Although jobs and spending are important economic elements to take into consideration, Perryman explained that a vital part of the agriculture story remains untold.

"Another factor that's important to point out is that most parts of agriculture tend to fluctuate with commodity prices, with the weather and with numerous other factors," he said. "Racing is a much more stable component from year to year, and as such it contributes underlying strength and long-term stability to agriculture. It acts as a crucial underpinning for the farm and ranch economy and is essential to ongoing rural growth and prosperity."

The breadth of racing's influence on the Texas economy including tourism, training, breeding and agri-business is eye-opening, according to Perryman.

"I was surprised," he admitted. "When you consider the $6 billion in annual spending that racing generates, that's roughly the same level of economic impact as you have from the entire sport fishing industry in Texas - all the boats, equipment, supplies and travel associated with that activity. So with racing, you're talking about a very substantial part of the Texas economy."

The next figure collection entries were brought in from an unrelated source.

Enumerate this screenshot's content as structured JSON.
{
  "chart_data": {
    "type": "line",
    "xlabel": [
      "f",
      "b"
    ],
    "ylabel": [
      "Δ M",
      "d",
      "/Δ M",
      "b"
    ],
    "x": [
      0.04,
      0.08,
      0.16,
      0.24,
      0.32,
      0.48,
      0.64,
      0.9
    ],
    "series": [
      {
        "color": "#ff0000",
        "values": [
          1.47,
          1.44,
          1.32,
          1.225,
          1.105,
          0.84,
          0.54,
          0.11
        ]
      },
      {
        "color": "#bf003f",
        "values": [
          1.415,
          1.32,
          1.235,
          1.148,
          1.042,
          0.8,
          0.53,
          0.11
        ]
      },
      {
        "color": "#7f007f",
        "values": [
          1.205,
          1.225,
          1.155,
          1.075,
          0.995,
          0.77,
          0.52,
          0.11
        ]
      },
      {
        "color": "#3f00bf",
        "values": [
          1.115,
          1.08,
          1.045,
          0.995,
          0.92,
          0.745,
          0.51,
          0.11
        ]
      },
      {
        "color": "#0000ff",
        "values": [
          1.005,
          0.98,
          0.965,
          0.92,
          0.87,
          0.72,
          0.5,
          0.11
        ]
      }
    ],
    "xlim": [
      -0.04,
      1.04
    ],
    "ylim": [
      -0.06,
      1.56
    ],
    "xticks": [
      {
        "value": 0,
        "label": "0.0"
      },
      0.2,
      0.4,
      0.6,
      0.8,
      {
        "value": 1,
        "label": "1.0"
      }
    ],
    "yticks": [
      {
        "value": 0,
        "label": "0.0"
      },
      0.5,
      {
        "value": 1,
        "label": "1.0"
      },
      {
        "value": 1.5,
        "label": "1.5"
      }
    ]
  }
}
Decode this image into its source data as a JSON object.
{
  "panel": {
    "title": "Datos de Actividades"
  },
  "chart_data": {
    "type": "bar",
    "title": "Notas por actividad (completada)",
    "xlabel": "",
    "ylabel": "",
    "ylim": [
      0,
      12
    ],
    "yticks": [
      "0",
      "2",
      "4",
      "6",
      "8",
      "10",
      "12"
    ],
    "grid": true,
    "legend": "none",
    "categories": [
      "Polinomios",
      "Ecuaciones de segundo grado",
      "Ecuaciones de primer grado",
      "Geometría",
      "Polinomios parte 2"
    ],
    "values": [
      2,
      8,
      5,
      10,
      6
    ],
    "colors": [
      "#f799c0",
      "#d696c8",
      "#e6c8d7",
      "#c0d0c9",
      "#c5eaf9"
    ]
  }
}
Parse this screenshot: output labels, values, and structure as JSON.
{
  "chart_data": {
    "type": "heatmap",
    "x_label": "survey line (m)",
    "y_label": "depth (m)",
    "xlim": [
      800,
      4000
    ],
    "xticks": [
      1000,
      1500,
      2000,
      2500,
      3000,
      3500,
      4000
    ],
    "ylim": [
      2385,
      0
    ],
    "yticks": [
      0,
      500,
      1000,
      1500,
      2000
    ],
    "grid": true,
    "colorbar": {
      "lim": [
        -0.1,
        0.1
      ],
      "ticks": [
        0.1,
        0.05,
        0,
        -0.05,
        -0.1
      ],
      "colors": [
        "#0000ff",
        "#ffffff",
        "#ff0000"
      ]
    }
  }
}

Perryman also discovered that technological advancements and legislative changes, which are rapidly reshaping society's personal habits, are affecting the traditional role of racetracks.

"The racing industry is facing substantial competitive threats from numerous sources," he pointed out. "Internet gaming, which really didn't exist 10 years ago for all practical purposes, is exploding all over the world; casinos in our own backyard are having a huge impact, and there is a potential for expanded casino gaming on Indian reservations as well."

The fiscal impact on Texas is stark $1.456 billion in reduced spending, a cut of $422 million in personal income and 13,050 fewer jobs due to casinos and internet gaming.

"The losses in the agricultural sector (from internet gaming) include $99.5 million in total spending and 862 permanent jobs," Perryman warned. "If internet gaming continues to grow substantially beyond that point, the losses will be even greater."

New attention is also being paid to expanded gaming on Indian reservations in Texas, in neighboring states and across the nation. While illegal in Texas, tribes are currently challenging Texas in court; New Mexico and Oklahoma already have substantial Indian gaming operations.

"The result is casinos being developed in areas with relatively easy access to the same customer base as Texas tracks; there is no doubt that one consequence would be an adverse effect on Texas racing venues," Perryman said, noting that his analysis estimates the decline in racing activity will cut Texas economic activity by $562 million, personal income by $163 million, state tax revenue by $17.5 million and 5,039 jobs.

"The detriment to the agricultural sector (from expanded gaming on Indian reservations) is $80.6 million in total expenditures and 650 permanent jobs," he said.

The formation of TRAC as the umbrella organization for racing in Texas should show we're headed in the right direction, said Tommy Azopardi, executive director for the Texas Horsemen's Partnership.

Azopardi praised The Perryman Group for clearly quantifying the racing industry's importance to the overall Texas economy.

"Everyone involved in racing today realizes our industry creates jobs, stimulates business activity and contributes to the overall economic health of this state," Azopardi said. "At the same time, no one in racing discounts the hurdles this industry faces. We not only want to continue our role as a contributor to the economy, we are also asking for a chance to do even more. A realistic approach is to examine and fully discuss all options. What works in another state might not work in Texas.

"As the racing industry continues with this self-examination, we ask the Texas Legislature, state officials, and the general public to keep an open mind about the future of racing. Texans are known for their can-do spirit. That spirit created the racing industry in this state, and it will successfully carry us into the future."